What is unreasonable is the way in which it is done. DRM copy protection software has inched forward from the Dial-a-Pirate wheel in the 90s to Big Brother applications scanning your PC. The change has been one of tone as well as technology. Wheels and cellophane windows and cunning cardboard with little holes cut into it have been replaced by a digital interrogation of your electric playspace: Are you connected? What do you have installed? What is this peripheral? I don’t like that. This application looks dodgy. Are you still connected? I’d close that if I were you! What is in your registry? NERO!? I’m off for a lie down. No you can’t play. Go read the forums. I don’t like you.

It used to be common in the days of cardboard widgets for the copy protection to be connected in some way with the game, an approach that had a certain charm, and one that is harder to resent. It seems in an age of activations, licences and server validations things have become more adversarial, the consumer more affronted, the publisher more defensive.

And it drives us potty. Even more so because it doesn’t have to be this way. But don’t take my word for it. Take Valve.

Baby Genius.

Steam has it’s detractors- boy did people get upset when Half-life 2, the most anticipated sequel of the decade, also came patched with and ONLINE DRM that ACTIVATED and wanted you to LOG IN and CHECKED UP ON YOU and probably TOOK PICTURES OF YOU IN THE BATH. It was all rather upsetting. But that isn’t the interesting bit. Nonono.

Steam wasn’t much more that DRM at the start. The store was limited, the community nascent. It was also a bit ahead of the curve (at least in the UK) as narrowband internet access was still on life support so being online to play a single player game, even if just at the start, was a big deal. Lots of people got angry. Ubisoft angry. They said bad things in public places. They wrote letters. What did Valve do? They stuck to their insane plan. They made the store better, they developed the communities.

They made Steam worth having in its own right.

Yeah some people still hold a grudge. Valve games aren’t free of piracy. Steam isn’t perfect. But it is a success and one that Ubisoft would have done better to examine in more detail. It is amazing what you can get people to swallow when you sweeten it a bit.

And now, more than ever, there is an obvious and pressing need for effective DRM.

The medication is wearing off.

Currently used DRM, such as secuROM is, bluntly, a waste of time and money. Piracy in the PC market is rife. The most popular illegally downloaded games in 2008 (Spore) and 2009 (CoD:MW2) both used the secuROM DRM but were available for illegal download almost from the day they were released.

Look at the figures: it is estimated that Spore was downloaded 1.7 million times versus 2 million in sales while CoD: MW2 was downloaded an estimated 4.1 Million times against sales of approximately 500,000 units. That is eight downloads for every one sale and almost three times more than Spore, which sold four times better a year previously. Even given that every download does not equal a lost sale or even a played game these are scary numbers*.

Climbing to the moon.

In that climate where every game is only a torrent away a publisher really cannot afford to lose the support of their gamer communities with clumsy attempts to lock down their games. Such attempts are just an open invitation to the hacker community to tear them down- and it only takes one person to hack the game and put it up for download to negate the whole effort. Putting the DRM in the game is only half the solution as Ubisoft are finding. Putting it in as part of the game experience surely makes more sense.

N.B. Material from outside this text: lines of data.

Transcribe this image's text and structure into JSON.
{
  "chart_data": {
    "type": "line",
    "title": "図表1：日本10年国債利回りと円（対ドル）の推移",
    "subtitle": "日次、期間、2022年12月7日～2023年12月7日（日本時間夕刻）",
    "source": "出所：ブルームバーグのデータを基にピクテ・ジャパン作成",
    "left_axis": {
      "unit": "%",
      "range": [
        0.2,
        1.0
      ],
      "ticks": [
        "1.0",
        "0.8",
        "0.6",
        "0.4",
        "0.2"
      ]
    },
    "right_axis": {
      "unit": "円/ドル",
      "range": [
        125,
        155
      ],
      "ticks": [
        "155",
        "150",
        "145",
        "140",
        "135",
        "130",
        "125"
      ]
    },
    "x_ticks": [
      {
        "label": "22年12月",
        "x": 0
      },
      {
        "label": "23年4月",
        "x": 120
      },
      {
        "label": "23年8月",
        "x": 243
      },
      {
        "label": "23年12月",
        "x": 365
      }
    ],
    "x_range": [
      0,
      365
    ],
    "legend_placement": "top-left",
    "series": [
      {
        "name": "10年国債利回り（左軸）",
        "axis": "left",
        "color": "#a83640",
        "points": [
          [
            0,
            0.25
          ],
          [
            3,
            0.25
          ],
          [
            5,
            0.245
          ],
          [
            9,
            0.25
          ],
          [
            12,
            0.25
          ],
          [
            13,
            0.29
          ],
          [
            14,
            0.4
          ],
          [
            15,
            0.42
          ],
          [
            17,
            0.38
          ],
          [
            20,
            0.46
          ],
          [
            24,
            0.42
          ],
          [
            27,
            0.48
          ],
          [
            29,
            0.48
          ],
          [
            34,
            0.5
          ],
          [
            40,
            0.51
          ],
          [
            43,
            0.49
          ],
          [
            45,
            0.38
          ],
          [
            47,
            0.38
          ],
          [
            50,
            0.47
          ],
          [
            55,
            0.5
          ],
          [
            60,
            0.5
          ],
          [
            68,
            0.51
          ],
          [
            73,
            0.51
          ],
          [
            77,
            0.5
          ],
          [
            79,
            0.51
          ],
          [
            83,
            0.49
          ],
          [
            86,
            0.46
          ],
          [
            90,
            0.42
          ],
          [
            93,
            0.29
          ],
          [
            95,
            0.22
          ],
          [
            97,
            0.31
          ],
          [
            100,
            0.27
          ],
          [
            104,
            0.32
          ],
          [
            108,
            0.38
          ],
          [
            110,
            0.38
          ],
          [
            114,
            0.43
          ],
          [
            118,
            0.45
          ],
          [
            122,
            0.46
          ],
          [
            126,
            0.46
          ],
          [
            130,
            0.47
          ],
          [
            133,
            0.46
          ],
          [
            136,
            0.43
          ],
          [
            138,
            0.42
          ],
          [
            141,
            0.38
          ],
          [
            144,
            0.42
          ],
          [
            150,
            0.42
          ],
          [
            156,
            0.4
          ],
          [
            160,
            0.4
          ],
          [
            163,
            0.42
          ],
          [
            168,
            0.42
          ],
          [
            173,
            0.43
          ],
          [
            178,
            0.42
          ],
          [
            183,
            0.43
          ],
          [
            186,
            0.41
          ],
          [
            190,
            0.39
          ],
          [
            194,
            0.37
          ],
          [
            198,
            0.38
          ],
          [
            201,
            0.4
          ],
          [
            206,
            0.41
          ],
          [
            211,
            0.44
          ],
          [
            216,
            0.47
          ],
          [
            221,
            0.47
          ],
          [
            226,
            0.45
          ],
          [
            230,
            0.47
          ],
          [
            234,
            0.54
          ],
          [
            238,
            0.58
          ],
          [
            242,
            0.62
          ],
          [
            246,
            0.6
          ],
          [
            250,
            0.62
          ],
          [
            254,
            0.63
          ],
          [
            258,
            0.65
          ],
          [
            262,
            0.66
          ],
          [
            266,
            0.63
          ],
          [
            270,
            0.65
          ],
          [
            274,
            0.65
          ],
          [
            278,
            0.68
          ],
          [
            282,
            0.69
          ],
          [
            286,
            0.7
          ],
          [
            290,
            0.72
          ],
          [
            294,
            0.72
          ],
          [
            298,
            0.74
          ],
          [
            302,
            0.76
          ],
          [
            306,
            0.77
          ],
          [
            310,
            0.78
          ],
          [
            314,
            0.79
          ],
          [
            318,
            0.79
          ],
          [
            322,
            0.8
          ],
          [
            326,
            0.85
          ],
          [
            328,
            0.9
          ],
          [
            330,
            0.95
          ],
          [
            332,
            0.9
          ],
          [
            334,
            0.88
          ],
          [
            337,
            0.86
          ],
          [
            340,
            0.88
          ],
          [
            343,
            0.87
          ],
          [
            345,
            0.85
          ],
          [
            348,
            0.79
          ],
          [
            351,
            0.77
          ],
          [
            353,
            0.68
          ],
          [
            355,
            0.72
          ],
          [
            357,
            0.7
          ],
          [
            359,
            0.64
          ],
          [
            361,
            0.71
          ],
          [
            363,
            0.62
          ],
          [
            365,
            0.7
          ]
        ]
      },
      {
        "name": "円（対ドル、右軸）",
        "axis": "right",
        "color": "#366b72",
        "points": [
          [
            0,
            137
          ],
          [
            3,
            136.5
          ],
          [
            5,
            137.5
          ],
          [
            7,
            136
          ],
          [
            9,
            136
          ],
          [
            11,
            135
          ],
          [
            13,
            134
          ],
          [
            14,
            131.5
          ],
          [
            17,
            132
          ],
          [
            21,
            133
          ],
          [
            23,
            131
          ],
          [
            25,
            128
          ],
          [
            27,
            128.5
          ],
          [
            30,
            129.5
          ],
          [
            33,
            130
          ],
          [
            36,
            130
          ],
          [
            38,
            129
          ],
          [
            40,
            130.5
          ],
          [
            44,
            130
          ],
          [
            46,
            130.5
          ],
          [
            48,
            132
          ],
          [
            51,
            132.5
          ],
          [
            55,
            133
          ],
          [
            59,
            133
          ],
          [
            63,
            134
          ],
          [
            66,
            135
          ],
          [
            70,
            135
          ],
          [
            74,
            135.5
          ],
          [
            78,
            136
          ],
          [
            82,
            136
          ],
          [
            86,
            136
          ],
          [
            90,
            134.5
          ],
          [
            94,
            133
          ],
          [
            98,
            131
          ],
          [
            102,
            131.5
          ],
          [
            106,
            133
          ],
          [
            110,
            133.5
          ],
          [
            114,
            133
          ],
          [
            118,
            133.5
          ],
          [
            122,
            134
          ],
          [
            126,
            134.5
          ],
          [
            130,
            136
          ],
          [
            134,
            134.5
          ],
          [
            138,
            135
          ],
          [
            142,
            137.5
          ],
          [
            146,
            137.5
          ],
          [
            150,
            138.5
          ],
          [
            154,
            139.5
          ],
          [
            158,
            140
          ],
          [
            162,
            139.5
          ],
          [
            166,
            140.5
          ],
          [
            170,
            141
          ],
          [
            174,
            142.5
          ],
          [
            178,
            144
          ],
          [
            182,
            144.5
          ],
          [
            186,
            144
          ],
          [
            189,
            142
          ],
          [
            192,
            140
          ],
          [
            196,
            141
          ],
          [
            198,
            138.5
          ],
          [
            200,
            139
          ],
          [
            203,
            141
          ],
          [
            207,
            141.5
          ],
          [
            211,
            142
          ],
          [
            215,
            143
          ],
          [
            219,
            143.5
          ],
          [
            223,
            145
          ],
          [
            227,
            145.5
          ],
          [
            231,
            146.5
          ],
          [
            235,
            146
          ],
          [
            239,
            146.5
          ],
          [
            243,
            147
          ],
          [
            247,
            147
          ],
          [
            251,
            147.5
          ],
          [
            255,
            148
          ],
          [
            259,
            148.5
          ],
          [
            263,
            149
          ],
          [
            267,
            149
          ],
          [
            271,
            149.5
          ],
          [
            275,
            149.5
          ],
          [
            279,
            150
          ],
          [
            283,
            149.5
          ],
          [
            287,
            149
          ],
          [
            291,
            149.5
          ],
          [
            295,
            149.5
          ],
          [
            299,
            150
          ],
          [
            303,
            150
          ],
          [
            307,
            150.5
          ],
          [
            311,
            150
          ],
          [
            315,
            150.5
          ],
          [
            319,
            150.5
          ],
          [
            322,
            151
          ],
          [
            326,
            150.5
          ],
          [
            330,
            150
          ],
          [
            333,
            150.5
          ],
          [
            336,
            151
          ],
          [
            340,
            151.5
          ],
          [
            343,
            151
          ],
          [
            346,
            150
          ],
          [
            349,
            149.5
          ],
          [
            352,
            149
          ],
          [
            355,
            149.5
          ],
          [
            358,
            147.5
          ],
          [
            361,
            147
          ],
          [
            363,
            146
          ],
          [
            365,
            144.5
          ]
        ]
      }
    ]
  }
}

Hark back to those cardboard wheels of the past and tie the DRM to the game, and I think that people might be more prepared to forgive the intrusion. Is there a good reason that DRM cannot be presented as a minigame? As part of the plot? Tied into some part of the gaming mechanic itself?

Would it be wrong for the publisher to reward people for buying a proper copy of the game instead of stomp around self-righteously shouting NO all the time?

Given the current situation, What is the worst that could happen?


*Piracy statistics taken from a report on popular torrents on the Torrentfreak blog. Sales numbers taken from announcements by the companies concerned. They do not include online distribution figures such as Steam.